Through the exploration of the embodied water/ocean-mind metaphor, this study makes three contributions. First, it advances Buddhist knowledge transmission research by emphasizing embodied experience beyond philological approaches. Second, it offers a novel perspective on Buddhist sūtras by engaging pan-human cognitive phenomena, questioning boundaries between literature, philosophy, and practice. Third, it contributes to metaphor theory from a religious studies perspective, fostering cultural pluralism and a critical, non-Eurocentric approach to religion and human experience.

Abstract for Online Program Book (maximum 150 words)

How do Buddhist sūtras employ metaphoricity to transcend linguistic limitations and actualize non-conceptual realization?
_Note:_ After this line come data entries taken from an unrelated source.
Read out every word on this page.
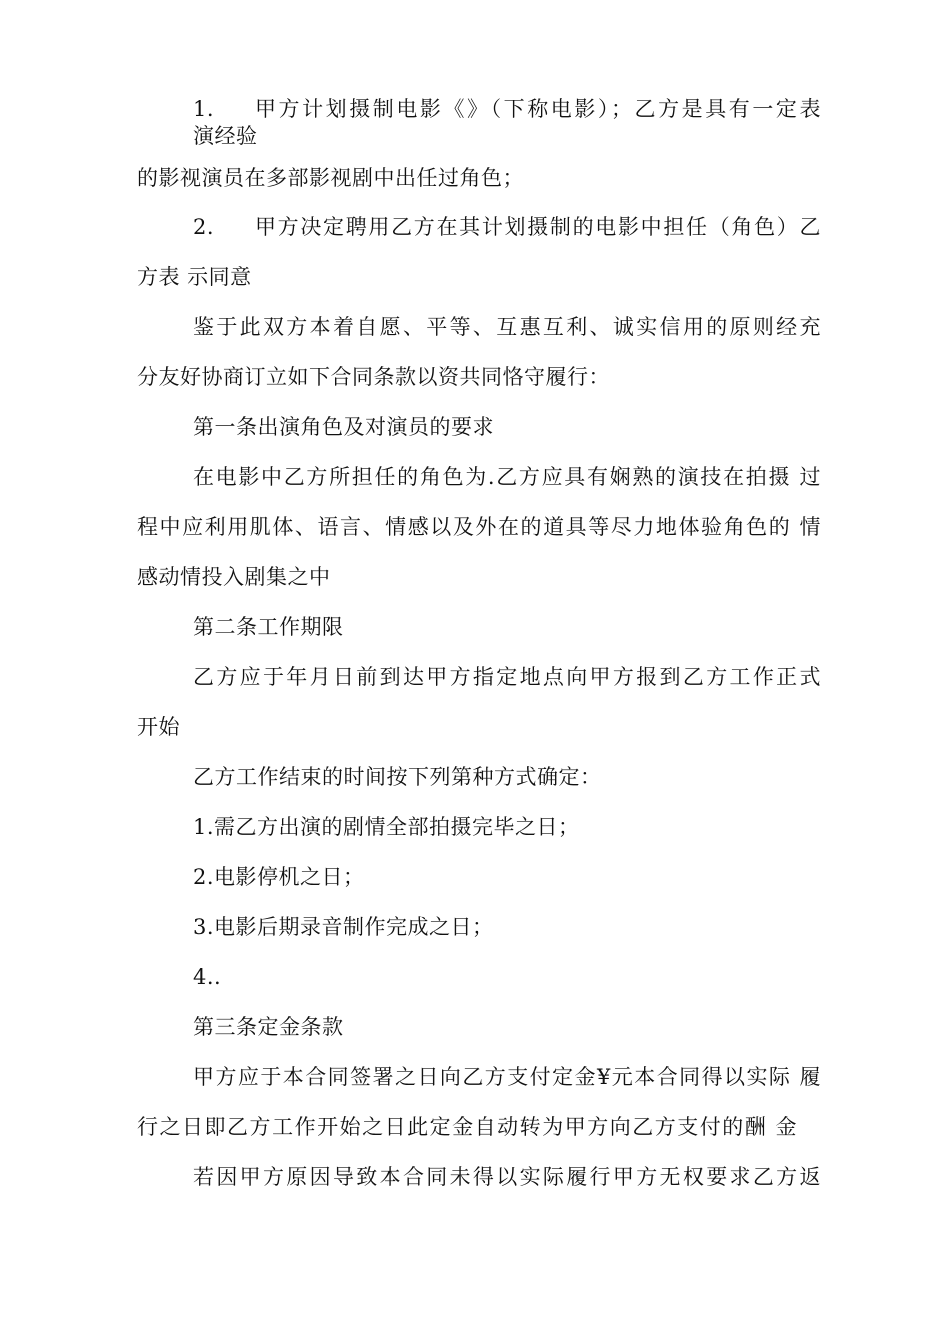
1. 甲方计划摄制电影《》（下称电影）；乙方是具有一定表
演经验
的影视演员在多部影视剧中出任过角色；
2. 甲方决定聘用乙方在其计划摄制的电影中担任（角色）乙
方表 示同意
鉴于此双方本着自愿、平等、互惠互利、诚实信用的原则经充
分友好协商订立如下合同条款以资共同恪守履行：
第一条出演角色及对演员的要求
在电影中乙方所担任的角色为.乙方应具有娴熟的演技在拍摄 过
程中应利用肌体、语言、情感以及外在的道具等尽力地体验角色的 情
感动情投入剧集之中
第二条工作期限
乙方应于年月日前到达甲方指定地点向甲方报到乙方工作正式
开始
乙方工作结束的时间按下列第种方式确定：
1.需乙方出演的剧情全部拍摄完毕之日；
2.电影停机之日；
3.电影后期录音制作完成之日；
4..
第三条定金条款
甲方应于本合同签署之日向乙方支付定金¥元本合同得以实际 履
行之日即乙方工作开始之日此定金自动转为甲方向乙方支付的酬 金
若因甲方原因导致本合同未得以实际履行甲方无权要求乙方返
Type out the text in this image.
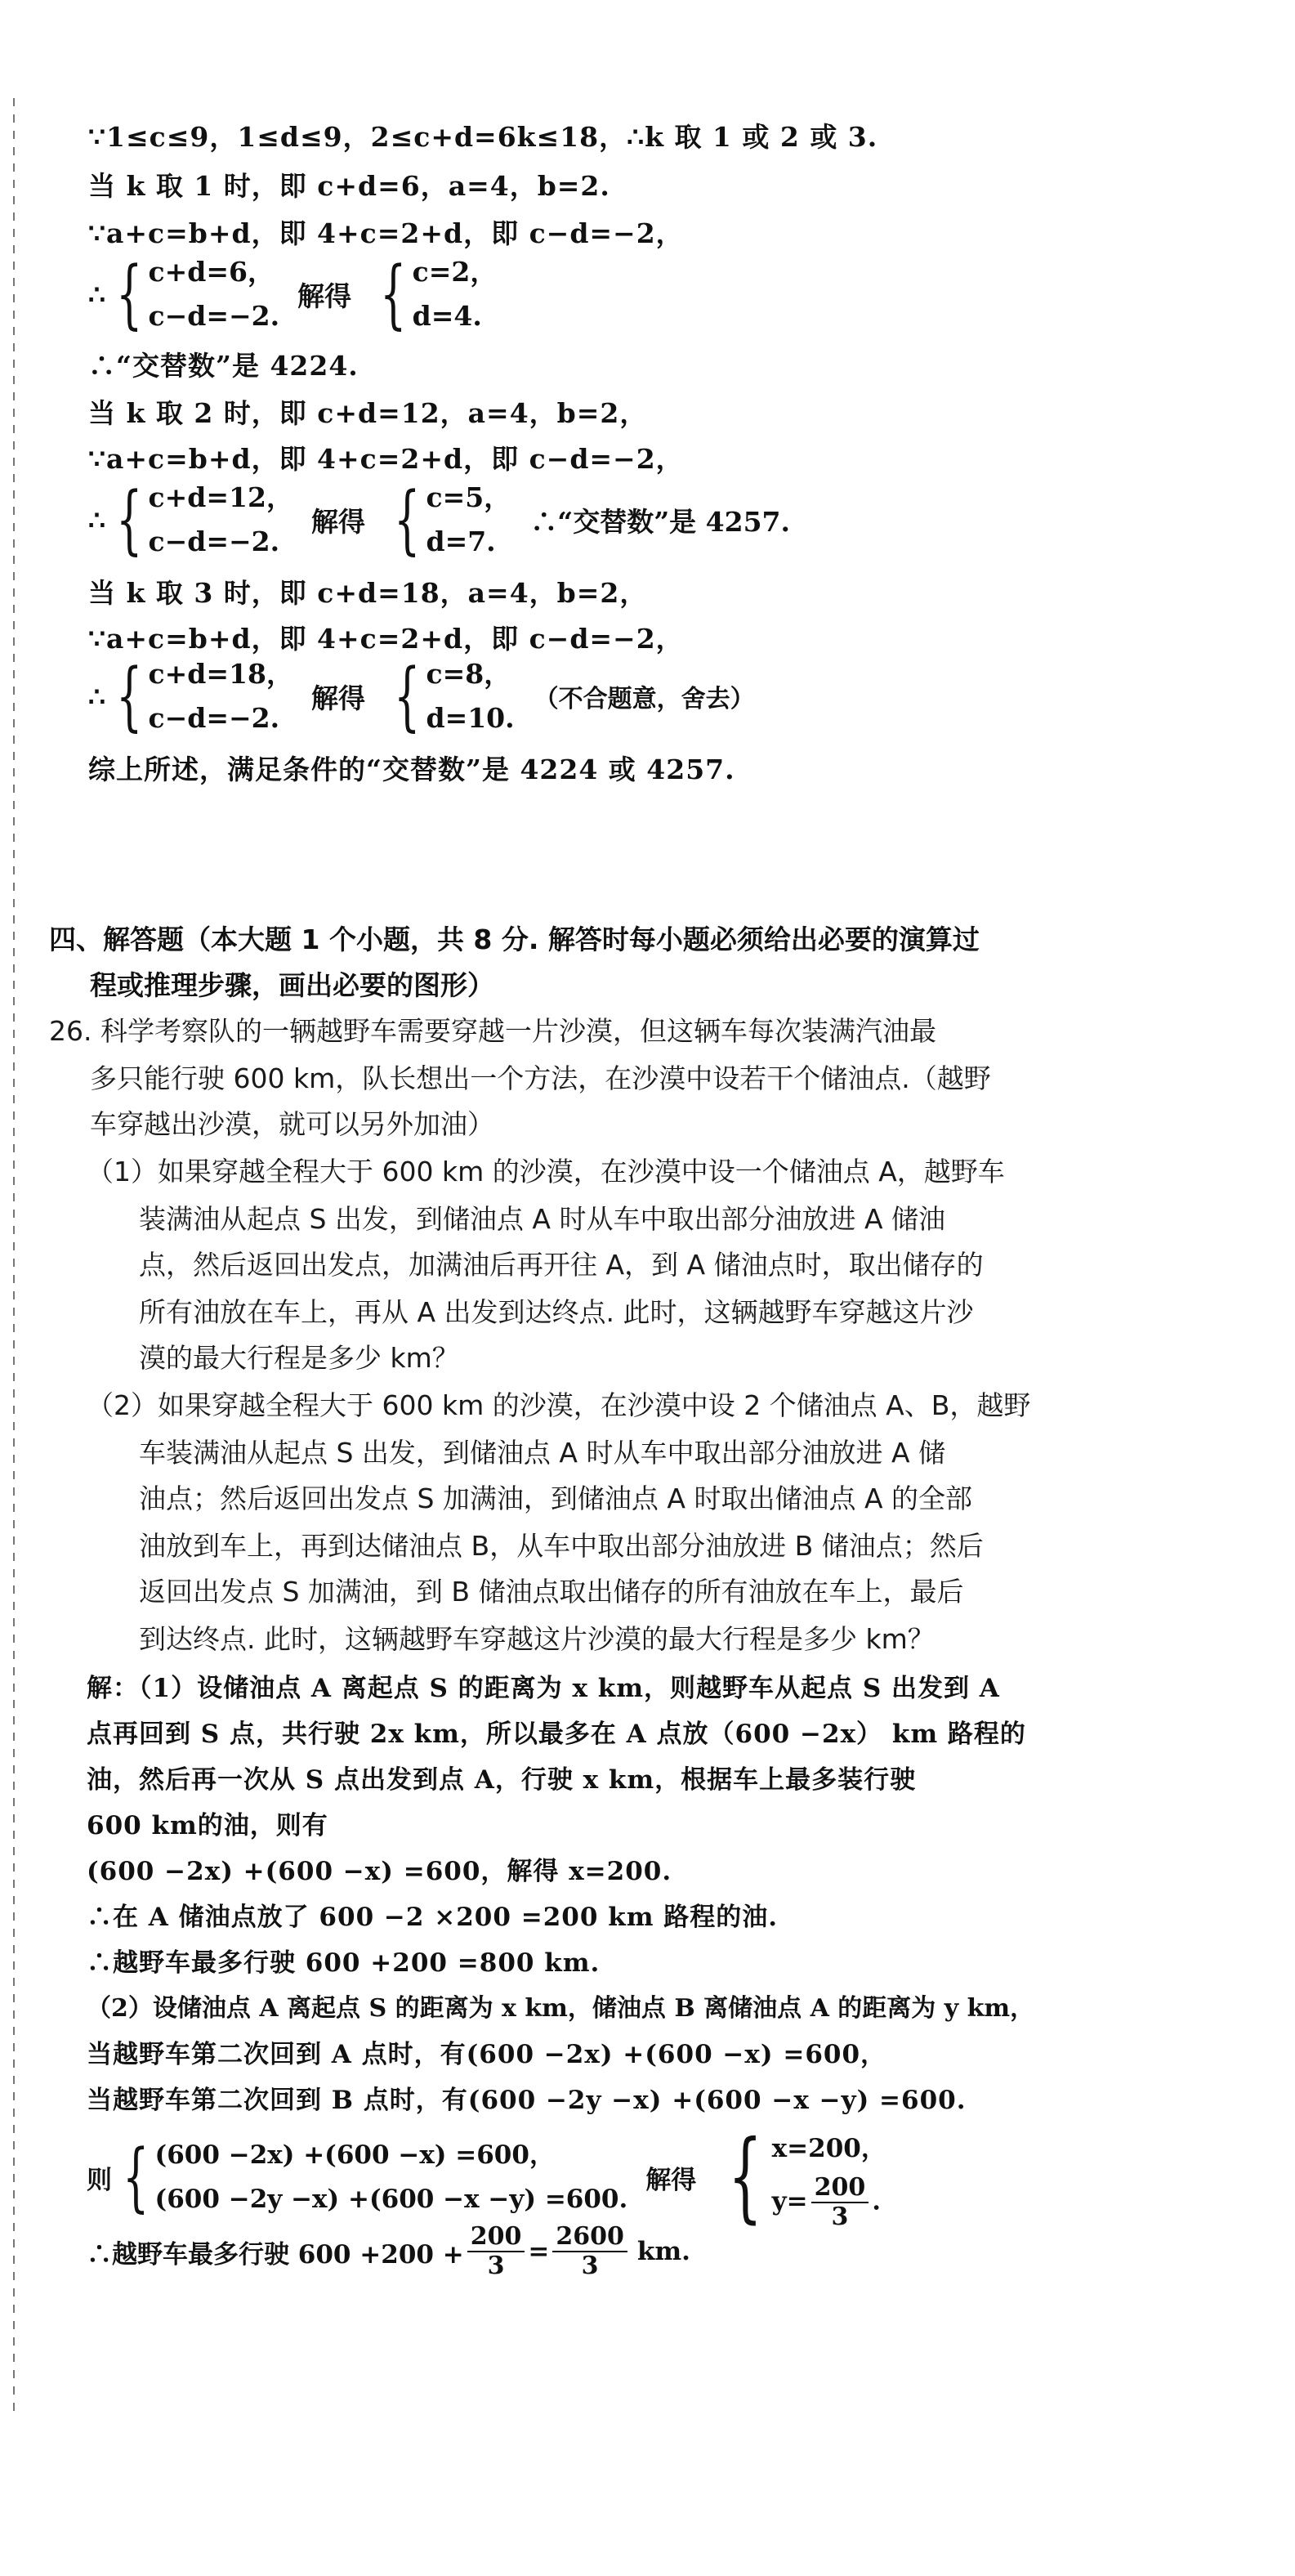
∵1≤c≤9，1≤d≤9，2≤c+d=6k≤18，∴k 取 1 或 2 或 3.
当 k 取 1 时，即 c+d=6，a=4，b=2.
∵a+c=b+d，即 4+c=2+d，即 c−d=−2，
∴ { c+d=6，
c−d=−2.
解得 { c=2，
d=4.
∴“交替数”是 4224.
当 k 取 2 时，即 c+d=12，a=4，b=2，
∵a+c=b+d，即 4+c=2+d，即 c−d=−2，
∴ { c+d=12，
c−d=−2.
解得 { c=5，
d=7.
∴“交替数”是 4257.
当 k 取 3 时，即 c+d=18，a=4，b=2，
∵a+c=b+d，即 4+c=2+d，即 c−d=−2，
∴ { c+d=18，
c−d=−2.
解得 { c=8，
d=10.
（不合题意，舍去）
综上所述，满足条件的“交替数”是 4224 或 4257.
四、解答题（本大题 1 个小题，共 8 分. 解答时每小题必须给出必要的演算过
程或推理步骤，画出必要的图形）
26. 科学考察队的一辆越野车需要穿越一片沙漠，但这辆车每次装满汽油最
多只能行驶 600 km，队长想出一个方法，在沙漠中设若干个储油点.（越野
车穿越出沙漠，就可以另外加油）
（1）如果穿越全程大于 600 km 的沙漠，在沙漠中设一个储油点 A，越野车
装满油从起点 S 出发，到储油点 A 时从车中取出部分油放进 A 储油
点，然后返回出发点，加满油后再开往 A，到 A 储油点时，取出储存的
所有油放在车上，再从 A 出发到达终点. 此时，这辆越野车穿越这片沙
漠的最大行程是多少 km？
（2）如果穿越全程大于 600 km 的沙漠，在沙漠中设 2 个储油点 A、B，越野
车装满油从起点 S 出发，到储油点 A 时从车中取出部分油放进 A 储
油点；然后返回出发点 S 加满油，到储油点 A 时取出储油点 A 的全部
油放到车上，再到达储油点 B，从车中取出部分油放进 B 储油点；然后
返回出发点 S 加满油，到 B 储油点取出储存的所有油放在车上，最后
到达终点. 此时，这辆越野车穿越这片沙漠的最大行程是多少 km？
解：（1）设储油点 A 离起点 S 的距离为 x km，则越野车从起点 S 出发到 A
点再回到 S 点，共行驶 2x km，所以最多在 A 点放（600 −2x） km 路程的
油，然后再一次从 S 点出发到点 A，行驶 x km，根据车上最多装行驶
600 km的油，则有
(600 −2x) +(600 −x) =600，解得 x=200.
∴在 A 储油点放了 600 −2 ×200 =200 km 路程的油.
∴越野车最多行驶 600 +200 =800 km.
（2）设储油点 A 离起点 S 的距离为 x km，储油点 B 离储油点 A 的距离为 y km，
当越野车第二次回到 A 点时，有(600 −2x) +(600 −x) =600，
当越野车第二次回到 B 点时，有(600 −2y −x) +(600 −x −y) =600.
则 { (600 −2x) +(600 −x) =600，
(600 −2y −x) +(600 −x −y) =600.
解得 { x=200，
$y= \frac{200}{3}$ .
∴越野车最多行驶 $600 +200 + \frac{200}{3} = \frac{2600}{3}$ km.
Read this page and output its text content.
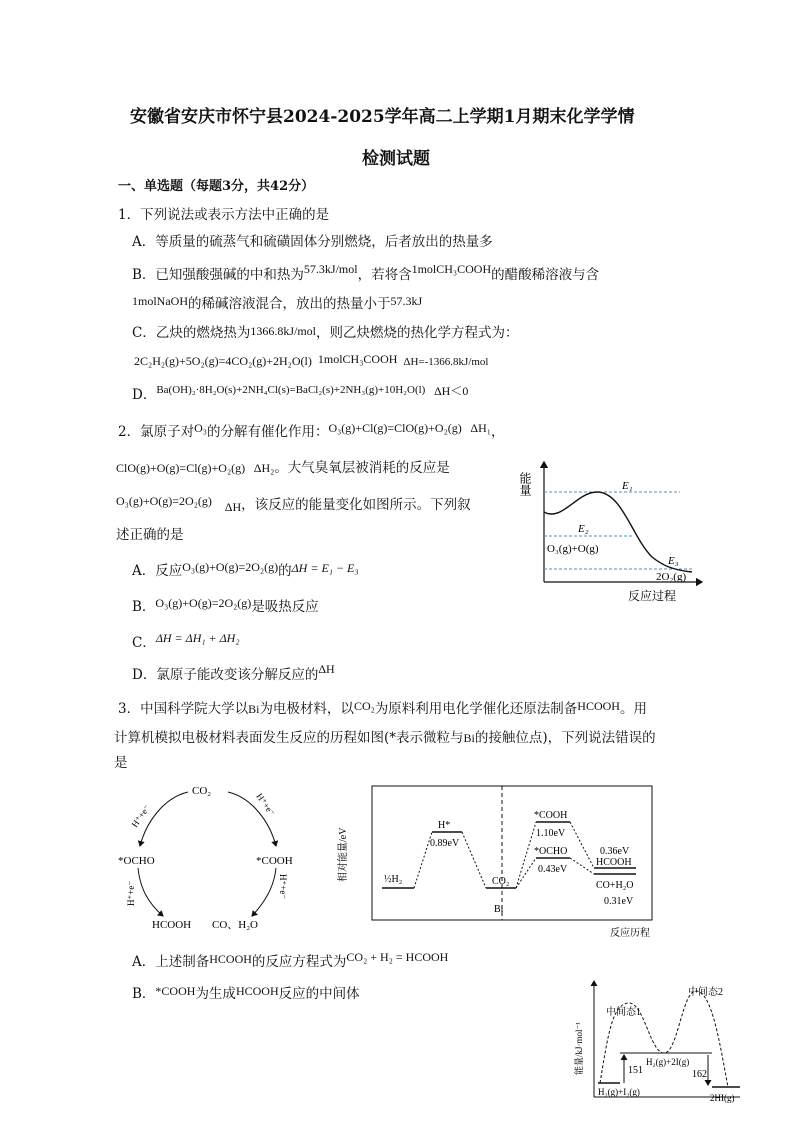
安徽省安庆市怀宁县2024-2025学年高二上学期1月期末化学学情
检测试题
一、单选题（每题3分，共42分）
1．下列说法或表示方法中正确的是
A．等质量的硫蒸气和硫磺固体分别燃烧，后者放出的热量多
B．已知强酸强碱的中和热为57.3kJ/mol，若将含1molCH₃COOH的醋酸稀溶液与含
1molNaOH的稀碱溶液混合，放出的热量小于57.3kJ
C．乙炔的燃烧热为1366.8kJ/mol，则乙炔燃烧的热化学方程式为：
2C₂H₂(g)+5O₂(g)=4CO₂(g)+2H₂O(l) 1molCH₃COOH ΔH=-1366.8kJ/mol
D．$^{Ba(OH)_2\cdot 8H_2O(s)+2NH_4Cl(s)=BaCl_2(s)+2NH_3(g)+10H_2O(l)}$ ΔH＜0
2．氯原子对O₃的分解有催化作用：O₃(g)+Cl(g)=ClO(g)+O₂(g) ΔH₁，
ClO(g)+O(g)=Cl(g)+O₂(g) ΔH₂。大气臭氧层被消耗的反应是
O₃(g)+O(g)=2O₂(g) ΔH，该反应的能量变化如图所示。下列叙
述正确的是
A．反应O₃(g)+O(g)=2O₂(g)的ΔH = E₁ − E₃
B．O₃(g)+O(g)=2O₂(g)是吸热反应
C．ΔH = ΔH₁ + ΔH₂
D．氯原子能改变该分解反应的ΔH
能量	E₁
E₂
E₃
O₃(g)+O(g)
2O₂(g)
反应过程
3．中国科学院大学以Bi为电极材料，以CO₂为原料利用电化学催化还原法制备HCOOH。用
计算机模拟电极材料表面发生反应的历程如图(*表示微粒与Bi的接触位点)，下列说法错误的
是
CO₂
*OCHO	*COOH
HCOOH CO、H₂O
H⁺+e⁻	H⁺+e⁻
H⁺+e⁻	H⁺+e⁻
相对能量/eV	½H₂
H*
0.89eV
CO₂
Bi
*COOH
1.10eV
*OCHO
0.43eV
0.36eV
HCOOH
CO+H₂O
0.31eV
反应历程
A．上述制备HCOOH的反应方程式为CO₂ + H₂ = HCOOH
B．*COOH为生成HCOOH反应的中间体
能量/kJ·mol⁻¹
中间态1
中间态2
151	162
H₂(g)+2I(g)
H₂(g)+I₂(g)
2HI(g)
Focusing on the metaphor of water, waves, and ocean (Skt. udadhi, Chi, 大海; Skt. taraṃga, Chi. 波浪) as conceptual mappings for mind, consciousness, and conceptual thoughts, the paper examines the embodied dimension of metaphors in Laṅkāvatāra-sūtra and their role in shaping religious realities. Two key conceptual metaphors—mental activity as fluid movement and psychological peace as physical stillness—illustrate how Buddhist transmission relies on sensory engagement and transformation of experience to mediate teachings. With examinations of Chinese commentaries and associated cultural productions, the study argues that the reception and transformation of water-mind imagery highlights the cognitive and experiential mechanisms of metaphors that actualize Buddhist knowledge transmission, demonstrating how embodied metaphors extend Buddhist soteriological ideals beyond the textual realm into empirical practice. This approach reframes knowledge transfer by emphasizing embodied metaphors as integrative mechanisms bridging literature, philosophy and practice.